All of us can relate to differences in time perception. Whether it’s little Timmy repeatedly asking “are we there yet?” on the family road trip, or co-workers wondering how we ever find time to continuously crush it. Or when time seems to fly while we’re having fun. Clearly, time does not appear to be the same for questioner as for the questionee.
The truth is that we view time through the lens of our perceptions and emotions. Because of this, time can be seemly hacked. Just remember there is no spoon. Then you’ll see that it is not the spoon that is bending — it is only yourself.
I can share a brief personal example.
The game of Chess is generally considered to be a slow game — which requires deep thought in order to be well played. I’ve enjoyed playing chess for most of my life and particularly enjoy speed chess where each player has five minutes in order to complete all of their moves. Contrast that with the 2–3 minutes per move in a standard tournament game and the thought of having only a dozen or so minutes to play an entire game seems absurd.
The thing I enjoy most of about speed chess is the momentary flash of insight where you’re able to see a string of moves leading to a win. I’m amazed by how much one can see in such a brief amount of time. After such a game, players can be overheard speaking about motives, plans, themes, changes in landscape and missed opportunities.
How is it that 10 minutes (five minutes per player) is enough time to complete an entire game of chess? And why does time seem to slow down for chess players, martial artists and other athletes?
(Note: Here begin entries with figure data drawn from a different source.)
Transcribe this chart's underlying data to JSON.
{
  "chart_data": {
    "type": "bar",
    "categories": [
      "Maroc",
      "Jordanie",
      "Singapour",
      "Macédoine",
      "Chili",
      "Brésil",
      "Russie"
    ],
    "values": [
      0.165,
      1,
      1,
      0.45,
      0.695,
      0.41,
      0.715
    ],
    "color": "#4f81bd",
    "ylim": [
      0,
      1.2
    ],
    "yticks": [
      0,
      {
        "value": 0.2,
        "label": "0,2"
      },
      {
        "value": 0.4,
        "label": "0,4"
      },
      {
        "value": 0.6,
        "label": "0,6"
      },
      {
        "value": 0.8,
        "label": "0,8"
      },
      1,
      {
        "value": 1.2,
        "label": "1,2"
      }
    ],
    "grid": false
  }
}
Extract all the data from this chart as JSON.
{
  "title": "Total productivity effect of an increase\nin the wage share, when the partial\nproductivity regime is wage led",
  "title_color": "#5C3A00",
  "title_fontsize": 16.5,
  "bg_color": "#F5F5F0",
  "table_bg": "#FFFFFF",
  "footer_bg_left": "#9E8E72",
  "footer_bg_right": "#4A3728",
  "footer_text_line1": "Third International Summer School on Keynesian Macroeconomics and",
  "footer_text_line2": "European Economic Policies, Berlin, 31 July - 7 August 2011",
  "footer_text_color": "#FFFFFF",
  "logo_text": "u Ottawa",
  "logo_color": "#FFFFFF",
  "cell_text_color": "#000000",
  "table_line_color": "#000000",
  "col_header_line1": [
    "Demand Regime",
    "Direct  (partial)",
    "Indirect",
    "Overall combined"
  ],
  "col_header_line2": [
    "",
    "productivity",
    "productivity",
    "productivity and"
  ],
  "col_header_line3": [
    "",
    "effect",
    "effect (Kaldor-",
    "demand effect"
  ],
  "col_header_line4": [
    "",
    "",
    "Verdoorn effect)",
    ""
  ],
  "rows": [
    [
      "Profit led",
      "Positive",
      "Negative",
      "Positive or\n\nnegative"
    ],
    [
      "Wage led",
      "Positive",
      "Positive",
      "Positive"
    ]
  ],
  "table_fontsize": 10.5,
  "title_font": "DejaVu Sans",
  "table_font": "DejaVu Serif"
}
The reason, science tells us, is that when we’re highly focused on a task our minds are able to process more information during that time. This, in turn, results in a perception that time slows or that there’s more available time.
So under the right circumstances, a 15 minute time chunk is much longer than it might seem. However, it is actually enough time to accomplish a properly structured micro-task, but not long enough to lead to unfocused effort. You’ll need to be focused and free from distraction, otherwise, the time block will expire before you’ve done.
This approach isn’t new and essentially uses a technique called time boxing — which has been proven to have numerous benefits. For example, Timeboxing forces us to focus and stay on track.
Timeboxing also prevents the
rabbit hole or the
lost in the weeds effect where a significant amount of your time is spent trying to complete a task which you’re ill-prepared for.
You can also use timeboxing when the inevitable distraction comes about. Timeboxing allows you to set 15 minutes to deal with the distraction before restarting a time block.
Another reason for choosing 15 minute blocks is the time period requires dedicated and sometimes intense focus. Under those conditions, longer time periods might be mentally exhausting. It’s best to work up to longer periods.
You’ll be surprised by what you can accomplish in 15 minutes once you set your mind to it!